“Kami belum pernah jual. Tapi ini namanya hemat uang sayur,” tandas Anastasia Tuto Lamak, Warga RT/RW: 009/005 Desa Lerahinga Kecamatan Lebatukan Kabupaten Lembata.

Rumah mungil berdinding keneka (dinding dari anyaman belahan bambu) ini selalu ramai dikunjungi para tetangga. Bukan karena Donatus Doni, pemiliknya, adalah tokoh popular. Anastasia Tuto Lamak, sang istri juga wanita biasa, seperti kebanyakan ibu rumah tangga.

Cabe Merah. Itulah alasan kunjungan warga ke rumah ini. Area sekitar dapur dan pekarangan samping rumah, memang ditumbuhi banyak tanaman cabe. Uniknya, tanaman cabe ini rutin berbuah setiap bulan. Tak ayal, para tetangga pun rutin ‘bertamu’ sekedar meminta beberapa buah cabe merah, buat penambah selera makan.

“Hampir setiap hari, pasti ada tetangga yang datang. Mereka petik lombok (cabe) ini,” cerita Ibu Anastasia Tuto Lamak.

Terletak di dataran rendah, persis di pesisir pantai utara Pulau Lembata, menjadikan wilayah Lerahinga, kerap mengalami kesulitan air, terutama di musim kemarau. Ladang masyarakat ramai rutin dikunjungi hanya pada musim hujan.

Di musim kemarau, frekuensi kunjungan berkurang, sekedar memetik sisa panen, atau tumbuhan lain yang bisa dikonsumsi. Kekeringan dan krisis air, menjadi alasan bagi petani untuk ‘menjauh’ dari ladang selama musim kemarau. Oleh karena itu, pemanfaatan pekarangan adalah salah satu cara efektif untuk mendapatkan panenan lainnya. Tanaman perdu semisal cabe merah atau tomat, akan meningkat produktivitasnya jika secara rutin mendapat pasokan air.

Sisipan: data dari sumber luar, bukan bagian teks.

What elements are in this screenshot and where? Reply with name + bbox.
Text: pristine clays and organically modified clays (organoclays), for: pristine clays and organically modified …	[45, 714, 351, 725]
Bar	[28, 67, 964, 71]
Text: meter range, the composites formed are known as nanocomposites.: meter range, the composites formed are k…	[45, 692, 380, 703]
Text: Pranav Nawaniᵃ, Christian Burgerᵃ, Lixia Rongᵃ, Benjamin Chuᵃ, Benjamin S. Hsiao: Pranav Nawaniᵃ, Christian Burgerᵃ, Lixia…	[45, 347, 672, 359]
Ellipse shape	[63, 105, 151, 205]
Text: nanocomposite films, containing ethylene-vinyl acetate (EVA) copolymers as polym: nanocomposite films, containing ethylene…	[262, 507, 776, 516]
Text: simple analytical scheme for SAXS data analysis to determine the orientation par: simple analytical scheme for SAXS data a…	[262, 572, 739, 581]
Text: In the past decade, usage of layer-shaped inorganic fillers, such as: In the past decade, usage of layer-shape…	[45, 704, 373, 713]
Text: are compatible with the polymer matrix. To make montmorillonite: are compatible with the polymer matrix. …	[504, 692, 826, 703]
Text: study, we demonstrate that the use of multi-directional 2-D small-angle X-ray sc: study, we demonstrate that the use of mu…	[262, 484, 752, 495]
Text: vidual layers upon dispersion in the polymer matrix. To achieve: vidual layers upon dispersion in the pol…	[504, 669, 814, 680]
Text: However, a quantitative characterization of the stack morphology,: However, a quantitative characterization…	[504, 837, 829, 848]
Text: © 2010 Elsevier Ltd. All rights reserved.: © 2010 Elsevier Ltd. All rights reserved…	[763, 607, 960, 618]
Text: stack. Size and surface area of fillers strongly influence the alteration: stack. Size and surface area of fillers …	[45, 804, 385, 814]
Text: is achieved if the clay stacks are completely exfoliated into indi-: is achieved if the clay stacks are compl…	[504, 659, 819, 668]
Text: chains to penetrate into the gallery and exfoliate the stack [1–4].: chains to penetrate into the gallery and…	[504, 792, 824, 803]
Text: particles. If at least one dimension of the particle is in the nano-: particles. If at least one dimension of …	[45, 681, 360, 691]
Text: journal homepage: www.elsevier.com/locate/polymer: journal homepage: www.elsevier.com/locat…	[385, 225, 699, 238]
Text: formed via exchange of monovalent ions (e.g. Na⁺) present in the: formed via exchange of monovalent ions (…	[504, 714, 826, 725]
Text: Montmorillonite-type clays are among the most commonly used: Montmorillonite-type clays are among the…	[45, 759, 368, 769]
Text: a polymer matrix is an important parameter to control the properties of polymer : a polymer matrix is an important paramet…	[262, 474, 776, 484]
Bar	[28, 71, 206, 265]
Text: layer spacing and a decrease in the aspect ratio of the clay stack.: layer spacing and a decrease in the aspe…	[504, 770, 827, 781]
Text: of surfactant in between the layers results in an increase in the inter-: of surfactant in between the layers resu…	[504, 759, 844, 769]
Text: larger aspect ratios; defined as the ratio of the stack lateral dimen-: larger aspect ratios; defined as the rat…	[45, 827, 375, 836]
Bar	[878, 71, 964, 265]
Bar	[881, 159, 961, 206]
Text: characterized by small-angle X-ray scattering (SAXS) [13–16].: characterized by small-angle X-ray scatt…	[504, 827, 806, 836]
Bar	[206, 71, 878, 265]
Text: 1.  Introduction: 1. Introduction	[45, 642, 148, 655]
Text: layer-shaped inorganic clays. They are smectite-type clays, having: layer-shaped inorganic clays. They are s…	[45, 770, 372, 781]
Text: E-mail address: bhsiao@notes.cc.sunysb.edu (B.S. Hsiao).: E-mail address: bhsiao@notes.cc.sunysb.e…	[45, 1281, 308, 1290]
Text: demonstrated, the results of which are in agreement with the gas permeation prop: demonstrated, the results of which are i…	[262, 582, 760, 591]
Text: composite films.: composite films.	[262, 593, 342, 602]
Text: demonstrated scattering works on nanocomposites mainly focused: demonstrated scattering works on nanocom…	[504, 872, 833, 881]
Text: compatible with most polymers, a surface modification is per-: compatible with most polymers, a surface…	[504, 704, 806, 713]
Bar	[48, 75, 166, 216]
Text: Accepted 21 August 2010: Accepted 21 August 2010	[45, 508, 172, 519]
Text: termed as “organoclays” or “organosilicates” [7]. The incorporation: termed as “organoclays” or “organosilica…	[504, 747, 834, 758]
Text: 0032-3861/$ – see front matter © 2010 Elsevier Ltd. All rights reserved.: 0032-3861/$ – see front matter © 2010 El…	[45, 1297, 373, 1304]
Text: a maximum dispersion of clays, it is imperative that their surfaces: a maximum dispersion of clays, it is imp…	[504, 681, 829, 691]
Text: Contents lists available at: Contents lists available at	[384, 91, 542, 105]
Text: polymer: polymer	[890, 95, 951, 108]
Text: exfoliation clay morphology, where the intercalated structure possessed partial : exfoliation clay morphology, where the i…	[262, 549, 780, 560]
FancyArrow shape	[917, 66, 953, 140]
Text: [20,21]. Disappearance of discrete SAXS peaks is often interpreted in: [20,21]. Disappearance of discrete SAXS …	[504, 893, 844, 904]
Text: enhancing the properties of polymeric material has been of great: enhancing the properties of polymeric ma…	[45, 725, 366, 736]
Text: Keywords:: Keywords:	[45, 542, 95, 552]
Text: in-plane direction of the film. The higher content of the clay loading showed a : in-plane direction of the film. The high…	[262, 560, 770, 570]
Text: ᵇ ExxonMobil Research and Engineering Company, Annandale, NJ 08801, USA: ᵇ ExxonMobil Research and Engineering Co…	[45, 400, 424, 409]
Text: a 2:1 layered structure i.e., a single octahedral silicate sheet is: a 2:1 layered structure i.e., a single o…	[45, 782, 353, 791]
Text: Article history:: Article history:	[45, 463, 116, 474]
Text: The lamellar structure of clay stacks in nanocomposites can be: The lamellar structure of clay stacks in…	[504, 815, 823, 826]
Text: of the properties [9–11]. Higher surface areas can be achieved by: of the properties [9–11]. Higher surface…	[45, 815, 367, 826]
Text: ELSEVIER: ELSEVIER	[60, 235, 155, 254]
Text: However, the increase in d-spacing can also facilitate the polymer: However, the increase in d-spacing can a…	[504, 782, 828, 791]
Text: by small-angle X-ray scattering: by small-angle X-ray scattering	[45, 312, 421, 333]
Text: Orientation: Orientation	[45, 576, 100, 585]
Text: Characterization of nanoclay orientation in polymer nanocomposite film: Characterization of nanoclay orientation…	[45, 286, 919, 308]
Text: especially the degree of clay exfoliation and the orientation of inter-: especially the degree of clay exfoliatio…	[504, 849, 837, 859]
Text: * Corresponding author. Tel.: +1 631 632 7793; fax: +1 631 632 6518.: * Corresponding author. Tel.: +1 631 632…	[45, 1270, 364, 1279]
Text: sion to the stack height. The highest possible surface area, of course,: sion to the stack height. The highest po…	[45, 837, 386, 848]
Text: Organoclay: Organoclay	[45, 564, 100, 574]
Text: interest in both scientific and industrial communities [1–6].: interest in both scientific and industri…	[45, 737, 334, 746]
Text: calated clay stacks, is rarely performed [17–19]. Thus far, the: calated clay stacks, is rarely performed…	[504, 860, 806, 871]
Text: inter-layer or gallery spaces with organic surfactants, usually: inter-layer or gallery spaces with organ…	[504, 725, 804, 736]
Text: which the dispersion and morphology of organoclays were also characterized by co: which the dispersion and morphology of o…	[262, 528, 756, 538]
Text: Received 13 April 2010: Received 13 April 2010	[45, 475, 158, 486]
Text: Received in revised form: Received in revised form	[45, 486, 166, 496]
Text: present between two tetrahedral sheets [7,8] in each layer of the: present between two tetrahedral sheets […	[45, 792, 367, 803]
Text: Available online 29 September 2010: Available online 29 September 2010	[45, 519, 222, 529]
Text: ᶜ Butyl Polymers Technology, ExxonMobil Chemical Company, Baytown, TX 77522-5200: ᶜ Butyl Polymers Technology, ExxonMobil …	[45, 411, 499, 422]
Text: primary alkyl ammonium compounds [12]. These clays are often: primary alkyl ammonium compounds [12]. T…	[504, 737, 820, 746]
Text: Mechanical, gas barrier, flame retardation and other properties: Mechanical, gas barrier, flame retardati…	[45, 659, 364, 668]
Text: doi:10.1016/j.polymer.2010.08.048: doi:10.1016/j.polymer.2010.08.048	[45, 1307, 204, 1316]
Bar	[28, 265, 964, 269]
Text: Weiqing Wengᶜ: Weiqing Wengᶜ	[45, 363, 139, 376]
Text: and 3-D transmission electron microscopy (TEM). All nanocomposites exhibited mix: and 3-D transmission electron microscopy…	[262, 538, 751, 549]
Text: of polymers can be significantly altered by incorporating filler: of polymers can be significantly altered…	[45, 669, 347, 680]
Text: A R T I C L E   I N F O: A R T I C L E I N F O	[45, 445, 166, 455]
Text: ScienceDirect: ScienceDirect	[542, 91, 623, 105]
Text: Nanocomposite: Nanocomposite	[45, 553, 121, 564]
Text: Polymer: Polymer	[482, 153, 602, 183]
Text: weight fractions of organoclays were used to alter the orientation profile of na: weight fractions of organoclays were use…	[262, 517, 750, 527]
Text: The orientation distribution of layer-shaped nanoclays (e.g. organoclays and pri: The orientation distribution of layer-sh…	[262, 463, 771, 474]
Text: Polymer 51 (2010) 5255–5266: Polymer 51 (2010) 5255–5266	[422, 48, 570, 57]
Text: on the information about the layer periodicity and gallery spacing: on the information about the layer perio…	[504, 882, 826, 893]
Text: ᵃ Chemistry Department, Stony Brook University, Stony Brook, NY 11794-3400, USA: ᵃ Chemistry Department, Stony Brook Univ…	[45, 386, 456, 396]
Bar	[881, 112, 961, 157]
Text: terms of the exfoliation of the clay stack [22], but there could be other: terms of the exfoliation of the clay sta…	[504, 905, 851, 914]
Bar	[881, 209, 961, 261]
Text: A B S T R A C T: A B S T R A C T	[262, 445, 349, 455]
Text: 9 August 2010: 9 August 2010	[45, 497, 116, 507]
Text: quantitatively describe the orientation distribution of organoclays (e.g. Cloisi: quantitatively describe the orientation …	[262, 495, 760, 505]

“Jadi kami punya lombok ini kami siram terus pake air sisa cuci piring. Daripada air sisa kita buang saja. Saya lihat macam lombok ini, kalau disiram terus itu dia berbuah terus,” jelas Doni.

Bahkan sebatang pohon cabe merah di samping rumahnya, sudah tinggi dan rimbun daunnya.

“Selama ini, kami tidak jual. Kita ini hidup di desa. Jadi, yang seperti ini tidak enak kalau harus pake jual. Tapi yang begini kami sebut hemat uang sayur. Iya, benar. Soalnya kalau di pasar, lombok seperti ini, 1 kilo saja lebih dari 100 ribu rupiah harganya,” timpal Ibu Anastasia.

Selain lombok/cabe, pekarangan rumah Bapa Doni dan Ibu Anastasia juga ditanami pepaya, marungga/kelor, terong dan jahe. Bahkan batas pekarangannya juga ditanami beberapa rumpun pisang yang mulai berbuah.

“Pokoknya kami tanam saja. Daripada lepas tanah kosong saja. Yang penting, yang namanya bumbu dapur itu tidak perlu beli lagi,” tambah Anastasia.

Doni dan Anastasia hanya satu dari sekian banyak warga Lembata yang  memanfaatkan pekarangan untuk mendukung perekonomian rumah tangga. Lembata adalah sebuah pulau sekaligus sebuah kabupaten. Akses masuk-keluar Lembata terbilang cukup ‘rumit’. Kalau mau jujur, setidaknya hanya hasil laut yang menjadi komoditas murah dan terjangkau. Lebih dari itu, mencekik. Jangan dikata lagi barang kebutuhan yang didatangkan dari luar pulau.

Kreativitas dan inovasi semisal karyanya Pak Doni dan Ibu Anastasia muncul untuk membangun ketangguhan. Sebab jauh-jauh hari sebelum datangnya bencana sungguhan, kerentanan ini pelan-pelan sudah menggerogoti ketangguhan masyarakat.